Abstract
Advances in GPS tracking technologies have allowed for rapid assessment of important
oceanographic regions for seabirds. This allows us to understand seabird distributions, and
the characteristics which determine the success of populations. In many cases, quality
GPS tracking data may not be available; however, long term population monitoring data
may exist. In this study, a method to infer important oceanographic regions for seabirds will
be presented using breeding sooty shearwaters as a case study. This method combines a
popular machine learning algorithm (generalized boosted regression modeling), geographic
information systems, long-term ecological data and open access oceanographic datasets.
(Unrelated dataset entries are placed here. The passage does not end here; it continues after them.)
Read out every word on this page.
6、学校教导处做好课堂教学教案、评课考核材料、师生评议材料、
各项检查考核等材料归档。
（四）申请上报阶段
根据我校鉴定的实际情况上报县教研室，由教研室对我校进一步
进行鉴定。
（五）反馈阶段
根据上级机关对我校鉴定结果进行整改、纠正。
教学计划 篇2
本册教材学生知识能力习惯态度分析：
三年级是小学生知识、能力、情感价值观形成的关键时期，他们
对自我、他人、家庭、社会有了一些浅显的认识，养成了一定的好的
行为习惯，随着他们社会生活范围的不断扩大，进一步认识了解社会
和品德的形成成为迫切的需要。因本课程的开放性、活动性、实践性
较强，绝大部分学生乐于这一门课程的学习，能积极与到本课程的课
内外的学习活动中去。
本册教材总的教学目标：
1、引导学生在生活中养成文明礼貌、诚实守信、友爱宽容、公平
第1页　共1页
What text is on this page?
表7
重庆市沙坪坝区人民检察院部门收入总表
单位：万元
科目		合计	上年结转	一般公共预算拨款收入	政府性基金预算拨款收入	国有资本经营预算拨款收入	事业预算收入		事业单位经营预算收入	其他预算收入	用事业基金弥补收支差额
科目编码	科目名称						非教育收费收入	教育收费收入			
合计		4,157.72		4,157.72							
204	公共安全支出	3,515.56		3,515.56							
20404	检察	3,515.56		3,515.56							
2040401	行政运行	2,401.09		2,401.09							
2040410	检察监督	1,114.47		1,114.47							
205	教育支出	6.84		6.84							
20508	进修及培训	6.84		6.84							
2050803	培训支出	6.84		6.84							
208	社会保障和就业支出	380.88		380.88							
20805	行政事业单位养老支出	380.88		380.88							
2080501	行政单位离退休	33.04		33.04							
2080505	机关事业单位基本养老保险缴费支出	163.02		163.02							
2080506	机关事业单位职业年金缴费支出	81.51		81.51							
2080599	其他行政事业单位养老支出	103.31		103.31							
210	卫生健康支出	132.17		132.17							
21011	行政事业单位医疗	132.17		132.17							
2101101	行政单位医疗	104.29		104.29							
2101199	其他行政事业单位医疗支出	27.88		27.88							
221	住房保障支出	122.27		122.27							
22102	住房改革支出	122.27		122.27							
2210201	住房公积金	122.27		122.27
Time series of chick size and harvest index data derived from a long term dataset of Maori
‘muttonbirder’ diaries were obtained and used as response variables in a gridded spatial
model. It was found that areas of the sub-Antarctic water region best capture the variation in
the chick size data. Oceanographic features including wind speed and charnock (a derived
variable representing ocean surface roughness) came out as top predictor variables in
these models. Previously collected GPS data demonstrates that these regions are used as
“flyways” by sooty shearwaters during the breeding season. It is therefore likely that wind
speeds in these flyways affect the ability of sooty shearwaters to provision for their chicks
due to changes in flight dynamics. This approach was designed to utilize machine learning
methodology but can also be implemented with other statistical algorithms. Furthermore,
these methods can be applied to any long term time series of population data to identify
important regions for a species of interest.